Açıklamanın devamında ise şunlar yer alıyor: “Kağıt üzerinde okullaşma oranı her yıl artıyor ancak bu artış çocukların gerçekten okulda olduğunu göstermiyor. Açık lise gibi aslında istisnai bir çözüm olması gereken liselere kayıt çok yaygın ve bu çocuklar okulda değiller. Pek çoğu evlenmiş ya da çalıştırılıyorlar.

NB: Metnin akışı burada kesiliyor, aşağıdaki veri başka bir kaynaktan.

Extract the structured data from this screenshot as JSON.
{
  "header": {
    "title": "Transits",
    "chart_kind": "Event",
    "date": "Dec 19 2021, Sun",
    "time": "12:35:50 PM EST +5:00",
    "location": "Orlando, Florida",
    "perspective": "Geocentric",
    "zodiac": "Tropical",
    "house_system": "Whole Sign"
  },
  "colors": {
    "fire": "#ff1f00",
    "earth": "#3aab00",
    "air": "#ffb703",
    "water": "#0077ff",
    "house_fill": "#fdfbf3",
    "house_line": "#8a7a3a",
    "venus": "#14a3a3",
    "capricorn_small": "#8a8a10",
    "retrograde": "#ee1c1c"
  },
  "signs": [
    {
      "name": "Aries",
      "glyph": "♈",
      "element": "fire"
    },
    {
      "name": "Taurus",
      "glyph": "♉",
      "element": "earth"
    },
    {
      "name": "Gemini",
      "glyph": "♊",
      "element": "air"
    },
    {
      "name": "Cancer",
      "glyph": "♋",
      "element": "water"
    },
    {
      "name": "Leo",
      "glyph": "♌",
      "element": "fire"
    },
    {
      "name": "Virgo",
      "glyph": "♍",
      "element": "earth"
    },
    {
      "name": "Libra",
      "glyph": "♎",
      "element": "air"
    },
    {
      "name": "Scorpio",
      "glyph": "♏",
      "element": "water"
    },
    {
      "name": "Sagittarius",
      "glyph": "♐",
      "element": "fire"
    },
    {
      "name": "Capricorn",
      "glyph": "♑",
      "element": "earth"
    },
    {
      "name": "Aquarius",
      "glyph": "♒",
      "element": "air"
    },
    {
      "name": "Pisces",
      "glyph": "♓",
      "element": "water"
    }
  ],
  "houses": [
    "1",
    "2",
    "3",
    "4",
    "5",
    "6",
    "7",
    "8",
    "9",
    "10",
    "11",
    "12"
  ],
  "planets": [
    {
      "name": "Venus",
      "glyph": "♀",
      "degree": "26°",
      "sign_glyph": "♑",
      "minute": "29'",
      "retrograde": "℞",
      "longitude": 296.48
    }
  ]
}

Meslek liselerindeki çocuklar ise mesleki eğitim adı altında ucuz işgücü olarak kullanılıyor. 18 yaşına kadar çocukların ve gençlerin gerçekten okul ortamında ve yaşıtları ile birlikte olmaları sağlanmalıdır.Okul öncesi dönem çocukların zekalarının en hızlı geliştiği ve sonraki okul başarısı üzerinde çok etkili olduğu bilinen bir dönem olmasına rağmen devlet okullarında yeterli anaokulu olmadığından sadece fahiş özel okul paralarını verebilen varlıklı ailelerin çocukları okul öncesi eğitim alabiliyor. Okul öncesi eğitim almak nesilden nesle devredilen yoksulluğu önlemek ve çocukların potansiyellerini tam olarak gerçekleştirebilmeleri için gereklidir. Okul öncesi eğitim parasız olmalı ve her çocuk üç yaşından itibaren okul öncesi eğitime katılabilmelidir.”

BU HABER DE DİKKATİNİZİ ÇEKEBİLİR: Okullarda ‘gizli açlık’: “Büyüme ve gelişmede ciddi sorunlara yol açacak”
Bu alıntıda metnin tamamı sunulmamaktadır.